The vocal tract and larynx

(Examples and exercises are at

1. The vocal tract

If the human head were to be cut in half down the midline, the organs of speech would appear like this. (Click on the MRI image to see a movie clip showing what it looks like during speech.)

Midsagittal section of head

Organs of speech

(Downloaded from

The lungs, which are in the chest, are connected to the tube which goes up to the vocal cords (the trachea or windpipe). Perhaps the most important organ of speech, the brain, is visible in the MRI image.

2. The larynx
larynx from front
Above: (i) External structure of the larynx, as viewed from the front. (ii) Coronal (vertical) section through the larynx, as viewed from the back.

The upper part of the interior of the larynx may be examined using various instruments, allowing us to obtain images such as the following. Viewed from above, with the vocal cords slightly apart, the upper part of the larynx appears like this:
labelled vocal cords

The space between the vocal cords is called the glottis. When the vocal cords vibrate, the resulting disturbance in the air imparts a "buzzing" quality to the speech, called voice or voicing . (Click on the above figure to see a short movie of the vocal cords during sustained production of an [ɑ]-like vowel. The movie was made using stroboscopic lighting, so the apparent rate of vibration is much slower than the real rate of vocal cord vibration.)

(Left) With the vocal cords completely closed, as for a glottal stop [ʔ]: (Right) With the vocal cords wide open, as during quiet respiration preceding speech. (Note how the "bumps" of the arytenoid cartilages are held apart, making the tissue taut):
Cords closed Cords open

3. Phonation is the contribution the larynx makes to speech.

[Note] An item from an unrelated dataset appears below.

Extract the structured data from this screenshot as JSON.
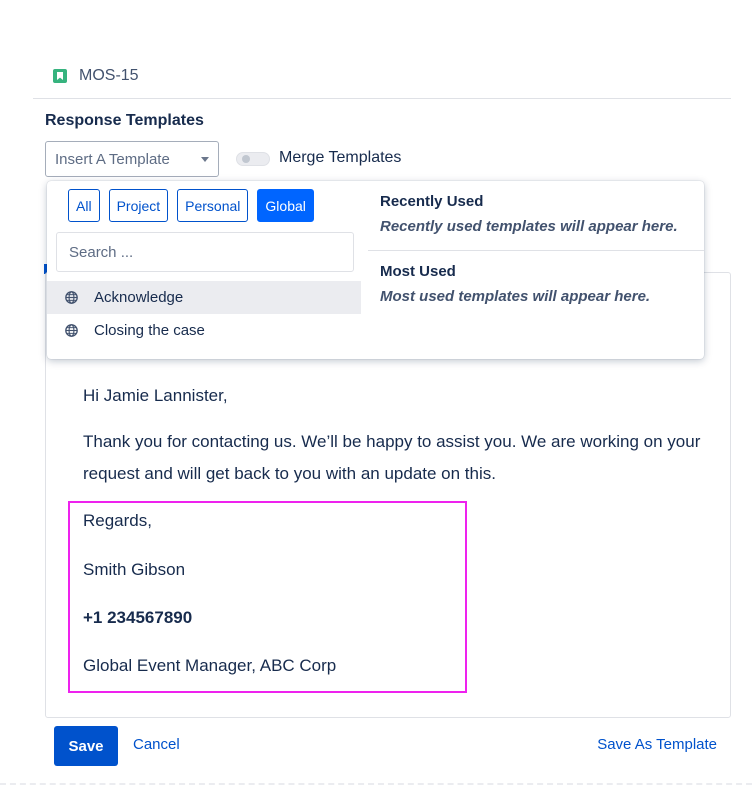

The nature of voicing: the mucosal wave

For voiced sounds, the vocal cords are held together by the action of the arytenoid cartilages, but they are held together less tightly than for a glottal stop (1).
Mucosal wave

When air is forced up the trachea from the lungs, at a certain pressure it is able to force its way through the vocal cords, pushing them open (2, 3 and 4). As air passes through the glottis, the air pressure in the glottis falls, because when a gas or liquid runs through a constricted passage, its velocity increases (the Venturi tube effect). This increase in velocity results in a drop in pressure of that gas or liquid (the Bernouilli principle). Because of the drop in pressure, the vocal cords snap together, at the lower edge first, closing again (6-10). The cycle then begins again. A single cycle of opening and closing takes in the region of 1/100th second: therefore, the cycle repeats at rates in the region of 100 times per second (to be more specific, between about 80-200 cycles per second). This rate is too rapid for the human ear to be able to discriminate each individual opening/closing of the vocal cords. However, we perceive variations in the overall rate of vibration as changes in the pitch of the voice, "pitch" being the perceptual correlate of acoustic frequency.


If the vocal cords are held apart, air can flow between them without being obstructed, so that no noise is produced by the larynx. In voiceless fricatives such as [f], [s], [ʃ], [ʂ], [θ ], [ç], [x], and [ χ], the vocal cords are held apart. If there is a sufficiently high rate of airflow through the open glottis, a quiet disruption of the air, whisper , results. The glottal fricative [h] has whisper phonation, as do whispered vowels, and the aspiration portion of voiceless aspirated stops such as English /p/, /t/, or /k/ in pre-vocalic position. The IPA diacritic [° ], written below a symbol, indicates such voicelessness. Voiceless vowels, nasals and liquids can be transcribed using that diacritic. For stops and fricatives, on the other hand, there are separate letters for voiced and voiceless sounds, e.g. [b] (voiced) vs. [p]. In these cases, the voicelessness diacritic can be used to denote a (possibly partially) devoiced realisation of a phoneme that might otherwise be expected to be voiced, such as the pronunciation of the / ɹ/ in /tɹeIn/, "train", in which the /ɹ/ may be devoiced due to its following a voiceless, aspirated /t/.

Breathy voice, or murmur

This phonation is a combination of breath and voice, which occurs if the vocal cords do not close completely along their entire length while they are vibrating, the air which flows through the remaining aperture adds whisper to the vocal cord vibrations.

Creaky voice, or creak. In this kind of voicing, the vocal cords are stiffened, so that they are very rigid as they vibrate.